Google has implemented a new feature in its Chrome browser that can help protect users against advanced attacks such as Spectre and Meltdown by limiting the number of sites that each process can read data from. Work on the mechanism has been going on for several years, long before Spectre and Meltdown were discovered, and Google has now rolled it out to nearly all Chrome users.
The new protection is called Site Isolation and it’s a behind-the-scenes feature that has the ability to defeat speculative execution attacks. Spectre and Meltdown are the two most well-known variants of such attacks, though there are others that have been discovered recently, as well. Speculative execution attacks take advantage of specific features of modern processors to try and gain access to restricted portions of memory. Such attacks can be quite difficult to pull off, but researchers have shown that they’re nowhere near impossible. An attacker could use a speculative execution attack to steal sensitive information across tabs in a browser.

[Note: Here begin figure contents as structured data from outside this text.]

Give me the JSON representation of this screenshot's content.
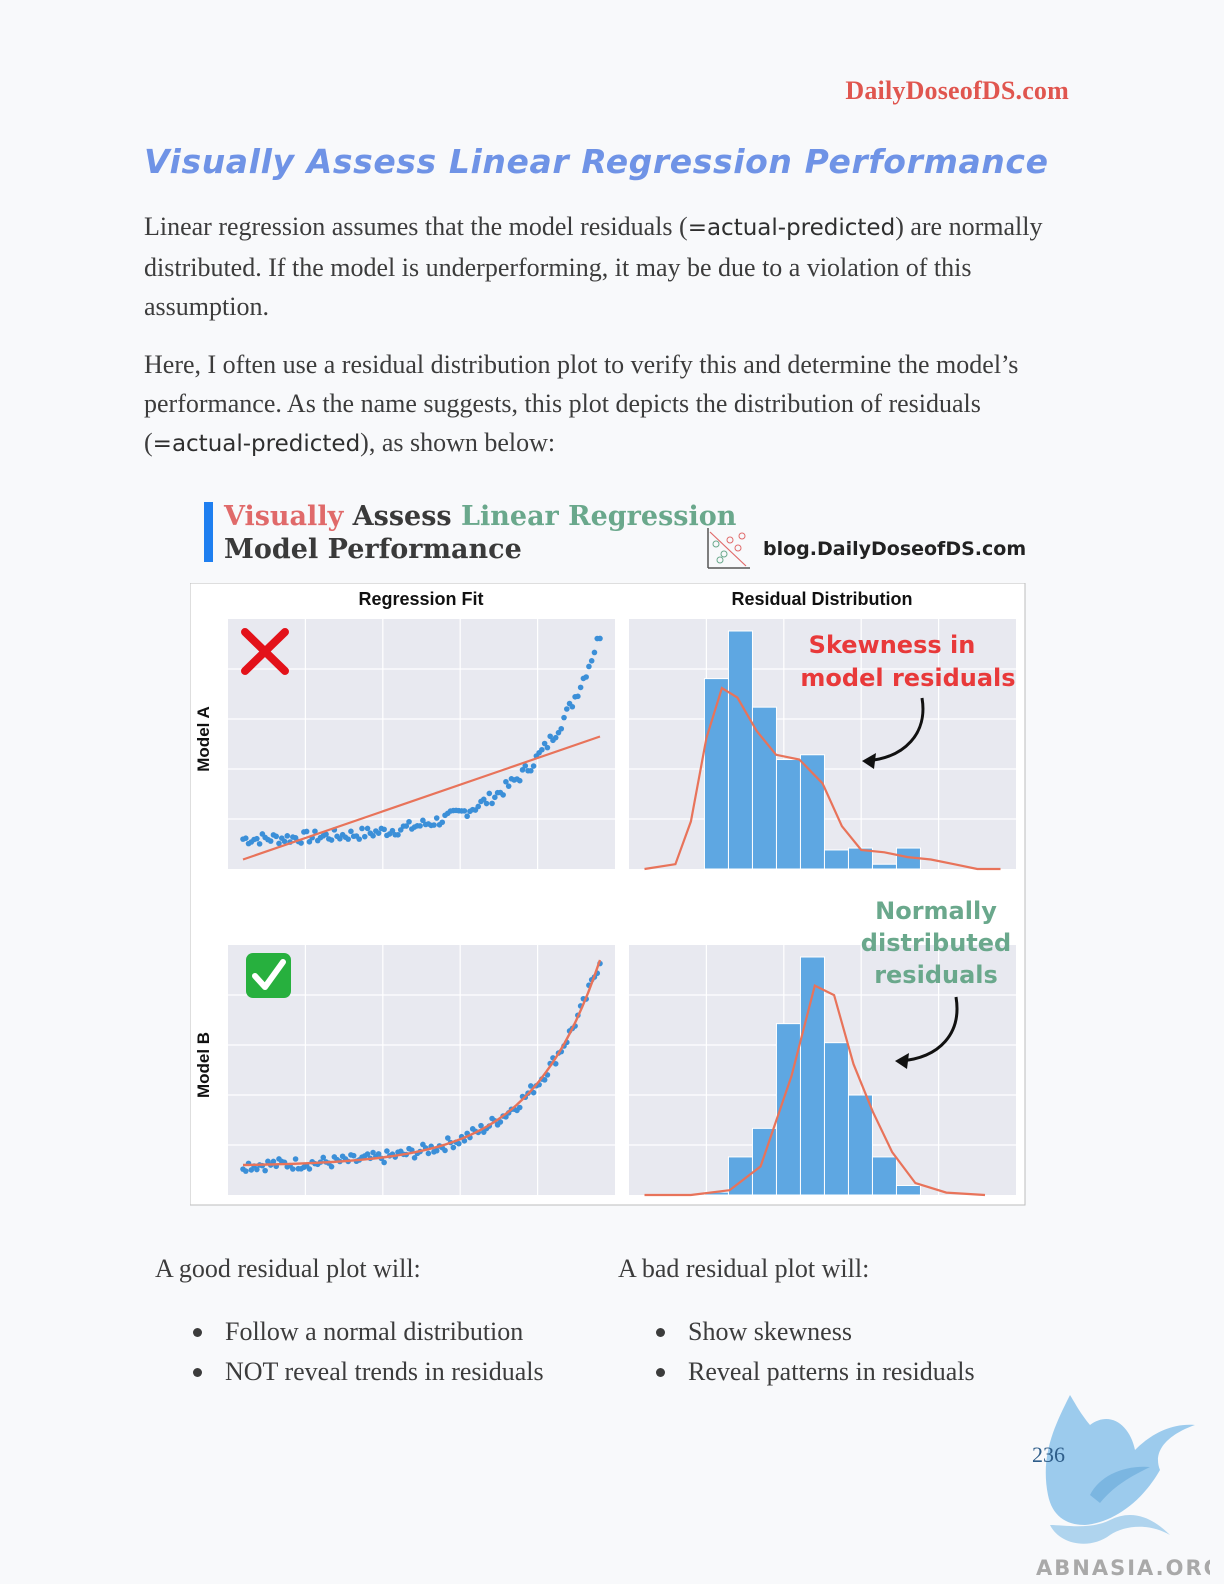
{
  "header": {
    "brand": "DailyDoseofDS.com"
  },
  "title": "Visually Assess Linear Regression Performance",
  "paragraph1": {
    "before": "Linear regression assumes that the model residuals (",
    "code": "=actual-predicted",
    "after": ") are normally distributed. If the model is underperforming, it may be due to a violation of this assumption."
  },
  "paragraph2": {
    "before": "Here, I often use a residual distribution plot to verify this and determine the model’s performance. As the name suggests, this plot depicts the distribution of residuals (",
    "code": "=actual-predicted",
    "after": "), as shown below:"
  },
  "figure": {
    "title_word1": "Visually",
    "title_word2": "Assess",
    "title_word3": "Linear Regression",
    "title_line2": "Model Performance",
    "url": "blog.DailyDoseofDS.com",
    "col_titles": [
      "Regression Fit",
      "Residual Distribution"
    ],
    "row_labels": [
      "Model A",
      "Model B"
    ],
    "annotation_a": [
      "Skewness in",
      "model residuals"
    ],
    "annotation_b": [
      "Normally",
      "distributed",
      "residuals"
    ],
    "colors": {
      "points": "#3b8fd8",
      "fit": "#e8735a",
      "bars": "#5ea7e2",
      "panel": "#e8e9f0",
      "bad_note": "#e8393a",
      "good_note": "#6aa88c"
    }
  },
  "chart_data": [
    {
      "type": "scatter",
      "panel": "Model A - Regression Fit",
      "title": "Regression Fit",
      "ylabel": "Model A",
      "description_series": "exponential-like data with straight-line fit",
      "fit": "linear"
    },
    {
      "type": "bar",
      "panel": "Model A - Residual Distribution",
      "title": "Residual Distribution",
      "values": [
        20,
        25,
        17,
        11.5,
        12,
        2,
        2.2,
        0.5,
        2.2
      ],
      "overlay": "kde"
    },
    {
      "type": "scatter",
      "panel": "Model B - Regression Fit",
      "ylabel": "Model B",
      "fit": "exponential"
    },
    {
      "type": "bar",
      "panel": "Model B - Residual Distribution",
      "values": [
        0.3,
        4,
        7,
        18,
        25,
        16,
        10.5,
        4,
        1
      ],
      "overlay": "kde"
    }
  ],
  "lists": {
    "good_head": "A good residual plot will:",
    "good_items": [
      "Follow a normal distribution",
      "NOT reveal trends in residuals"
    ],
    "bad_head": "A bad residual plot will:",
    "bad_items": [
      "Show skewness",
      "Reveal patterns in residuals"
    ]
  },
  "page_number": "236",
  "watermark": "ABNASIA.ORG"
}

To help defeat these attacks, Google engineers have been working on Site Isolation as a way of stopping an attacker from gaining access to that sensitive data across processes.
“When Site Isolation is enabled, each renderer process contains documents from at most one site. This means all navigations to cross-site documents cause a tab to switch processes. It also means all cross-site iframes are put into a different process than their parent frame, using "out-of-process iframes." Splitting a single page across multiple processes is a major change to how Chrome works, and the Chrome Security team has been pursuing this for several years, independently of Spectre,” Charlie Reis, a software engineer at Google, wrote in a post explaining the new feature.
“Site Isolation is a significant change to Chrome's behavior under the hood."
“Site Isolation is a significant change to Chrome's behavior under the hood, but it generally shouldn't cause visible changes for most users or web developers (beyond a few known issues). It simply offers more protection between websites behind the scenes.”
The emergence of practical speculative execution attacks has driven security teams at hardware and software vendors to look for new defensive mechanisms to address them. But Google has been working on site isolation for some time, well before public disclosures of any of the new attacks. And the work is still ongoing. Reis said Google is looking at whether Site Isolation will work in Chrome on Android and there also are other avenues of investigation for defending against malicious browser processes.
“We're also working on additional security checks in the browser process, which will let Site Isolation mitigate not just Spectre attacks but also attacks from fully compromised renderer processes. These additional enforcements will let us reach the original motivating goals for Site Isolation, where Chrome can effectively treat the entire renderer process as untrusted,” Reis said.
Site Isolation is enabled in Chrome 67, the current version of the browser, on macOS, Windows, Chrome OS, and Linux.